The youngest of the ministers, he is seeing his responsibility as a challenge to live up to the ruling party leadership’s expectations of the youth.
“I have to be successful at all costs. Though I’m young, the leader (Prime Minister Sheikh Hasina) has entrusted me with big responsibility. If I fail, nobody will bring the youth to the forefront and give big responsibility,” said Palak, who is running just 34.
The work on the High-Tech Park had stopped following a High Court stay order over the appointment of project contractors.
The Appellate Division of the Supreme Court, however, vacated the High Court stay on Jan 28, clearing the way for the resumption of work.

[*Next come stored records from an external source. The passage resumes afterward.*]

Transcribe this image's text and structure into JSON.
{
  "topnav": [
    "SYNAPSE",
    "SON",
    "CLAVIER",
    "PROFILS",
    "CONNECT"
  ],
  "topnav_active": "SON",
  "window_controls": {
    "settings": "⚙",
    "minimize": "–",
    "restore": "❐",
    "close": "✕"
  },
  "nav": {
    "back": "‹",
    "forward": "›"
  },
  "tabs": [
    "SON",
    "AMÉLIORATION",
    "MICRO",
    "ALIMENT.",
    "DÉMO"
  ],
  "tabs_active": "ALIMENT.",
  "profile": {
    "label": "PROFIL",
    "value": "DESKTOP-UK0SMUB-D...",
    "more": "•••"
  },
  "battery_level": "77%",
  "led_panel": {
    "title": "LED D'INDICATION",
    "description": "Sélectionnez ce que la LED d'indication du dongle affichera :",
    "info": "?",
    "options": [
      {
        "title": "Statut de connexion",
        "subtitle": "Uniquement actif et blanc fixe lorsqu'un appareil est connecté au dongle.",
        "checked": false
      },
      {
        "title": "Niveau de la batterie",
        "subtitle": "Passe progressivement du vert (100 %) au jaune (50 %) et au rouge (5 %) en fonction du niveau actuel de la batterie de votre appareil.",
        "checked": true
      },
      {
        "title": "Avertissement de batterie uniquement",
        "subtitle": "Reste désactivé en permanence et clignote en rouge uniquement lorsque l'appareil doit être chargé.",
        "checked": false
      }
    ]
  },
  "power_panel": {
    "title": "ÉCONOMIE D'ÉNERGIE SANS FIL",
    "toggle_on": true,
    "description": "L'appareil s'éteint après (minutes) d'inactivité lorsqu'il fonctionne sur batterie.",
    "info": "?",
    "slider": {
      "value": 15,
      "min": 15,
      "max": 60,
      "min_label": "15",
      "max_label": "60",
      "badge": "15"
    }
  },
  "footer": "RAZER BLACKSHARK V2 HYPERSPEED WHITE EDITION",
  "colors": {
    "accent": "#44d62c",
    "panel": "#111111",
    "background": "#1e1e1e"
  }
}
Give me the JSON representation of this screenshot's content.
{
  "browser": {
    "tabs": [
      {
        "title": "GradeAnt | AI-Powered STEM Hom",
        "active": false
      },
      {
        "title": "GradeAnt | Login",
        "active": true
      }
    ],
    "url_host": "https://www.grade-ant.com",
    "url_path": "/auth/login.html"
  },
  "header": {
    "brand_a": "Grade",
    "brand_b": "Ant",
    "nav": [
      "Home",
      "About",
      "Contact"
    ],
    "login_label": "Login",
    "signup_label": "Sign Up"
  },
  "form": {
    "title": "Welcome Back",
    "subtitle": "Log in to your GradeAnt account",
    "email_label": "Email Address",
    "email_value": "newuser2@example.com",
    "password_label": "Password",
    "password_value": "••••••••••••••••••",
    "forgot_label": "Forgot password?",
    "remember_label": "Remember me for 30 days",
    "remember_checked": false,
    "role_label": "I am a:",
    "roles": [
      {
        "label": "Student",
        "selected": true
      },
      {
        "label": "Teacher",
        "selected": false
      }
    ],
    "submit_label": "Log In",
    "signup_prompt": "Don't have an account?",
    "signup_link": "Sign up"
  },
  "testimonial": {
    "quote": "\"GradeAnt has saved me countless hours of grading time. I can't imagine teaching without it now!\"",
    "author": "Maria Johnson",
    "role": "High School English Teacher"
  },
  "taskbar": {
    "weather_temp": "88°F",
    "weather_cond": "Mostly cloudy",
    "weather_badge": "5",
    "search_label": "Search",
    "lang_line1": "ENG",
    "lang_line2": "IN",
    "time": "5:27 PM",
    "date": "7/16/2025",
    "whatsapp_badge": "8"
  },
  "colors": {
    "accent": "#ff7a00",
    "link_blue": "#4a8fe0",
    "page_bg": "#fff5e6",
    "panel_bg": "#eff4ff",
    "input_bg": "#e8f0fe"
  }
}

Palak said his ministry had already got started on the project. He, however, declined set a deadline but said the “project will be implemented in the shortest possible time”.
“High-Tech was our dream project. Prime Minister Sheikh Hasina wanted to complete it during her first tenure (1996-2001). The subsequent government did not carry the work forward. Later, the court injunction stopped work. But the road is clear now,” he said.
The junior minister expressed his hope that country’s ICT sector would surge ahead once the project was ready.
He said Bangladesh was the third largest freelancer country in ICT and hoped the High-Tech Project would be regarded as a model of the sector’s development.
Palak hoped that the work on a Software Technology Park at the Janata Tower at Karwan Bazar in Dhaka would begin soon following the disposal of a related case.
He expected young people to be enthusiastic about building a ‘Digital Bangladesh’ and said efforts were on to establish an IT village or software technology park in every district.
He said the government had planned to set up software technology centres in abandoned public buildings and plots, and make entrepreneurs out of 100,000 of rural women in 64 districts.
They would be trained by the ministry and the Bangladesh Association of Software and Information Services (BASIS) and offered bank loans at low interest rates so that they could graduate from freelance IT workers to entrepreneurs, he added.
The junior minister said an initiative was on to create 50,000 IT freelancers under the project, ‘Learning and Earning’.
He said Bangladesh currently had 15,000 of them but their number would be raised to 200,000 over the next two years.